Sunday, 22 October 2017, 18:33 Last update: about 8 years ago

Corinne Vella, Daphne Caruana Galizia’s sister, says that the President and the Prime Minister are “downplaying” the assassination and “working to transform her into a martyr for their cause”.

Writing on Facebook while protesters were in Valletta to commemorate her sister, Vella said the assassination was “not planned to look like an accident” and “could not have been possible without collusion at some level between crime, money, and politics”.

Investigative journalist Daphne Caruana Galizia was killed by a car bomb last Monday.

This is Vella's full post:

The President and the Prime Minister’s call for Unity is a Sham

Marie Louise Coleiro Preca was nominated for the Presidency of Malta in 2014 by Prime Minister and Labour Party leader Joseph Muscat. She was active in the Labour Party for 40 years, serving as its General Secretary from 1982 to 1991, a period during which criminal elements dominated the Party.

Working in tandem with Muscat's government, the President is acting to downplay Daphne Caruana Galizia's assassination and to desensitise Malta's population to its political implications. The assassination of Malta's only investigative journalist, who exposed corruption even at the highest levels of government and state, was not planned to look like an accident. It was deliberately designed to be a spectacular act of impunity and made to happen in broad daylight.

Whether politicians commissioned Daphne Caruana Galizia's assassination cannot be excluded. As Jonathan Benton of the UK's National Crime Agency said on BBC Radio 4 on 19 October 2017, "Malta has a serious and growing corruption problem, which penetrates politics.
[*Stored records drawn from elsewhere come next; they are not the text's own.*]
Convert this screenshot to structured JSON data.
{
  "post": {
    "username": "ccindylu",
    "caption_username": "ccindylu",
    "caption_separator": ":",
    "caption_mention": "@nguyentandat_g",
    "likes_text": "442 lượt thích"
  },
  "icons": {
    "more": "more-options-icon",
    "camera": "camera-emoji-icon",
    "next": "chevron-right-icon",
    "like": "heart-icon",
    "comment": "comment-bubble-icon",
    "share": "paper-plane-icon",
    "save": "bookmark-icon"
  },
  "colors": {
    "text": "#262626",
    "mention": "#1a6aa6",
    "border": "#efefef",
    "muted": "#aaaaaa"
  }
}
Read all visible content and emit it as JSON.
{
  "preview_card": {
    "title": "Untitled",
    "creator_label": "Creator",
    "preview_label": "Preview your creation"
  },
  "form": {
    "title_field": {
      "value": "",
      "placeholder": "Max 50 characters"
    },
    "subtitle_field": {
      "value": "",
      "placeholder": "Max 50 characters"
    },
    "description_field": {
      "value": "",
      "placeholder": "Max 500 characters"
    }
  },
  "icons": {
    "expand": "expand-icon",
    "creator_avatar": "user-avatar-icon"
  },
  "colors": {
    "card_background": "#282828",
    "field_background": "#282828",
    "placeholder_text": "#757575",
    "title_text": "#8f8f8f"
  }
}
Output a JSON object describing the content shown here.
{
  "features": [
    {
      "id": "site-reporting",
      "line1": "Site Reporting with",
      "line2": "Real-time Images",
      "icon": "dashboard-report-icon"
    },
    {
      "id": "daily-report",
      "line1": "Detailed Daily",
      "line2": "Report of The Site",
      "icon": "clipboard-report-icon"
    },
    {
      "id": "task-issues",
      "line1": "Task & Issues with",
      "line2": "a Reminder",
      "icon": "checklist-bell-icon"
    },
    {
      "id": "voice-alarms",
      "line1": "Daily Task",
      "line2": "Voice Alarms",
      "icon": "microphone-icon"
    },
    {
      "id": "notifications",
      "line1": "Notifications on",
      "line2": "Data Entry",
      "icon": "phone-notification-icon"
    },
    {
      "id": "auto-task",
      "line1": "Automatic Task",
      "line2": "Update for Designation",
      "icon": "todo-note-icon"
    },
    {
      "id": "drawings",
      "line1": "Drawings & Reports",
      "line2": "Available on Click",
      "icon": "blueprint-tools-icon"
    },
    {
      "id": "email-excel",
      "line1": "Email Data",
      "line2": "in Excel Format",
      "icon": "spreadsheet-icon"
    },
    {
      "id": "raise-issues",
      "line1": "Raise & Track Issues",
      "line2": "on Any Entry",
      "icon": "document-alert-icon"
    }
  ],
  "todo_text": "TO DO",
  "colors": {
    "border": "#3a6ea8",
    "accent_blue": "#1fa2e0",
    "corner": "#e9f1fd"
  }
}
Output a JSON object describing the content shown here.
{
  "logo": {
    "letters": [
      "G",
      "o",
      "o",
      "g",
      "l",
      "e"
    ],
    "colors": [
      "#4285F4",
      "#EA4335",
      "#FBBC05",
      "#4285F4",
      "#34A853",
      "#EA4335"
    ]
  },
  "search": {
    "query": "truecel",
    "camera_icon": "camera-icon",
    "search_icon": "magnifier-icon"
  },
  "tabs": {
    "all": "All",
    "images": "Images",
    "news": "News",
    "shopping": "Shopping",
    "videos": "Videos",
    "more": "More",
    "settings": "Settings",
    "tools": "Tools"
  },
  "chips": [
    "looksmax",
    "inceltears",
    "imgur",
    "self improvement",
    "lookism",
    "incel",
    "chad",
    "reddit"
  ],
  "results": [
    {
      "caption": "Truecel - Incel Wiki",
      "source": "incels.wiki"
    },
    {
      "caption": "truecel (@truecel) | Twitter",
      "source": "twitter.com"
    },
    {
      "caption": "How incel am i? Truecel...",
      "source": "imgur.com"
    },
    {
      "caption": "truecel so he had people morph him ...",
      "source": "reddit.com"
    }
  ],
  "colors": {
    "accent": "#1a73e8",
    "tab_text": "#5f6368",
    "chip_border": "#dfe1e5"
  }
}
You cannot operate at the level in which hundreds of millions of pounds are being moved around illicitly without the tentacles of corruption reaching into all areas."

Daphne Caruana Galizia's assassination could not have been possible without collusion at some level between crime, money, and politics. At very least, it required political complaisance at the highest levels in Malta. The assassination happened in Malta, but it is not just a national problem. Its implications go far beyond Malta's shores.

The President and Prime Minister are downplaying the implications of Daphne Caruana Galizia's assassination by calling for 'national unity' and working to transform her into a martyr for their cause. Her writing was effective because it exposed and investigated corruption without fear or favour. To call for unity is to abuse her legacy. There should never be unity with the criminal and the corrupt.

What Malta needs is justice, transparency, and political accountability, and not for calm to replace justified anger and fear. Coleiro Preca's call for national unity can only entrench political complaisance and complicity. Malta needs to break the collusion between crime, money, and politics. It needs political action, justice, and change. This cannot happen under Coleiro Preca and Muscat's watch.